NDP supports health coalition’s planned referendum on hospital cuts
Posted: May 5, 2016
(May 5, 2016)
Author: Gord Young, The Nugget
Nickel Belt MPP France Gelinas is calling for improved health care funding in order to stem the cuts to jobs, beds and patient care at hospitals in Northern Ontario.
“Health care in the North is the silent crisis of this Liberal government. Patients know it. And families feel it. But the premier refuses to listen,” she said in the legislature Wednesday.
Gelinas said the NDP supports the Ontario Health Coalition’s plan to hold a voluntary, province-wide referendum later this month on the issue of hospital cuts.
“People want to have a voice,” she said, noting there is a lot of frustration in the North.
Gelinas said there isn’t a day that goes by that her office isn’t fielding a complaint about the health-care system. And, she said, the brunt of that frustration is often borne by front-line workers.
She suggested a referendum will help give people a voice on the issue and direct their frustrations toward the decision-makers.
The referendum, announced last month, is the latest phase of an ongoing health coalition campaign.
Speaking in North Bay, Natalie Mehra said the coalition is seeking volunteers in communities throughout Ontario to help set up and manage voting boxes. She said businesses are being asked to act as polling stations and that workplaces and unions are being called upon to hold votes for employees and members.
“We want to get at least 100,000 votes,” she said.
Additional referendum details were expected to be announced this week.
Gelinas, the New Democrat critic for health said Northerners already face some of the greatest health inequities and have a hard enough time accessing health care.
“The last thing we need is the premier’s cuts to our hospitals,” said Gelinas, who noted how deep the cuts have been at Northern Ontario hospitals.
“Front-line workers have been laid off and beds closed across the entire North.
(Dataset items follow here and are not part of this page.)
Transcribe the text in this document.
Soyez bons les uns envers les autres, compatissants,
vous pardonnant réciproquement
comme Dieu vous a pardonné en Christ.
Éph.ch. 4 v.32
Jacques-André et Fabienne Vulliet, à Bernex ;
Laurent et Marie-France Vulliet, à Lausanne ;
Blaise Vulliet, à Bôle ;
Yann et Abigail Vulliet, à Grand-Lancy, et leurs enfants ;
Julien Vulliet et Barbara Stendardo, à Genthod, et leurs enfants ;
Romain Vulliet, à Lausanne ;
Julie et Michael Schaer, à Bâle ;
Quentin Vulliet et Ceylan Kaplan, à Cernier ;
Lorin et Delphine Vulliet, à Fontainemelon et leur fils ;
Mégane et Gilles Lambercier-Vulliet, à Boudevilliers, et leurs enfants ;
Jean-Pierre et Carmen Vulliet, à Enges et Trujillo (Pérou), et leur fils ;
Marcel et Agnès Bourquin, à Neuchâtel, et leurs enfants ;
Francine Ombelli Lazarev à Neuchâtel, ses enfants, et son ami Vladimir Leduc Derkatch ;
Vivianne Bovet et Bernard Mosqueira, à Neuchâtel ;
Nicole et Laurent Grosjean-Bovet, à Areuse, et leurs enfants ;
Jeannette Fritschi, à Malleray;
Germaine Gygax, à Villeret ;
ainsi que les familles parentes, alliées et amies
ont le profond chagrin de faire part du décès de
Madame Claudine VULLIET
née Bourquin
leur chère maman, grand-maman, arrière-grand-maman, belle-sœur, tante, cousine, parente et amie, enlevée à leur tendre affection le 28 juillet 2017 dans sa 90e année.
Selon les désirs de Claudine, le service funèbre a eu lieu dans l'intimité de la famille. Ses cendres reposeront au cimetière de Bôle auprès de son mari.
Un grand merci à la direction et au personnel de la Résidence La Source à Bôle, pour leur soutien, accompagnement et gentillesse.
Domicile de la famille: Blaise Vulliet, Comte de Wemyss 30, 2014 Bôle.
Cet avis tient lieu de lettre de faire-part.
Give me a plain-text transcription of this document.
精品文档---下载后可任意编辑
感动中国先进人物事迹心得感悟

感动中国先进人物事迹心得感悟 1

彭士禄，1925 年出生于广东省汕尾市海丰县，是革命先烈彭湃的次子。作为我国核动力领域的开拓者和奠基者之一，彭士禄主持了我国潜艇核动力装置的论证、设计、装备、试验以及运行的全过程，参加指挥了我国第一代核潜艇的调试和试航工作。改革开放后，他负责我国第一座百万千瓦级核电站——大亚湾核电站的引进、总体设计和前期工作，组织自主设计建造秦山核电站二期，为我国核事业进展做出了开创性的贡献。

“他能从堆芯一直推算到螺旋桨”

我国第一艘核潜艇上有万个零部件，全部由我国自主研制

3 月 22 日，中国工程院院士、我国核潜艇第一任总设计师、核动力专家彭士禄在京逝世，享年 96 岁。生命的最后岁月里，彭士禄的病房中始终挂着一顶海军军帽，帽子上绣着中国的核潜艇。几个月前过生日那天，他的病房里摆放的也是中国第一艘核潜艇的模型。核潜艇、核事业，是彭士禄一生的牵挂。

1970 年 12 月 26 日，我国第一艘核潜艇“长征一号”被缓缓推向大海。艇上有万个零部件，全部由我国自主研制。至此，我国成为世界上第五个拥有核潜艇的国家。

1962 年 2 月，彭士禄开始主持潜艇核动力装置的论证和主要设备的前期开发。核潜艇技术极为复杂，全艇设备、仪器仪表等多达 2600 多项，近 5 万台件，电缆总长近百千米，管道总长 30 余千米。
In Sault Ste Marie, Timmins, North Bay, Atikokan, Temiskaming Shores. The list goes on,” she said, highlighting how more than 300 front-line workers have been cut at the North Bay Regional Health Centre over the past four years.
Gelinas said the Liberal government has frozen hospital budgets for four straight years, forcing hospitals in Northern Ontario and elsewhere to make cuts in order to meeting rising expenses.
Hospital funding levels should at least keep pace with inflation and population growth, she said, noting a one per cent boost this year isn’t enough when hospitals are facing double-digit increases for items such as drugs and electricity.
Gelinas’ remarks in the legislature came on the heels of a news conference earlier in the day by Ontario NDP Leader Andrea Horwath, who also called for stable and predictable health care funding that, at a minimum, keeps pace with inflation and population growth.
“The last thing people should have to worry about is their family’s health care. Ontarians deserve health care they can count on, and that’s what the NDP is determined to deliver,” said Horwath, who noted 1,200 nursing positions have been cut in Ontario since the start of 2015.
“Instead of stability, people are watching as hundreds of nurses are fired, hospital beds are closed, and services are being cut across Ontario because this Liberal government is forcing hospitals to make decisions based on dollars and deficits, instead of what’s best for patients.”
Horwath was joined at the news conference by Mehra and Shirley Roebuck, chairwoman of the Sarnia-Lambton Health Coalition and a retired registered nurse.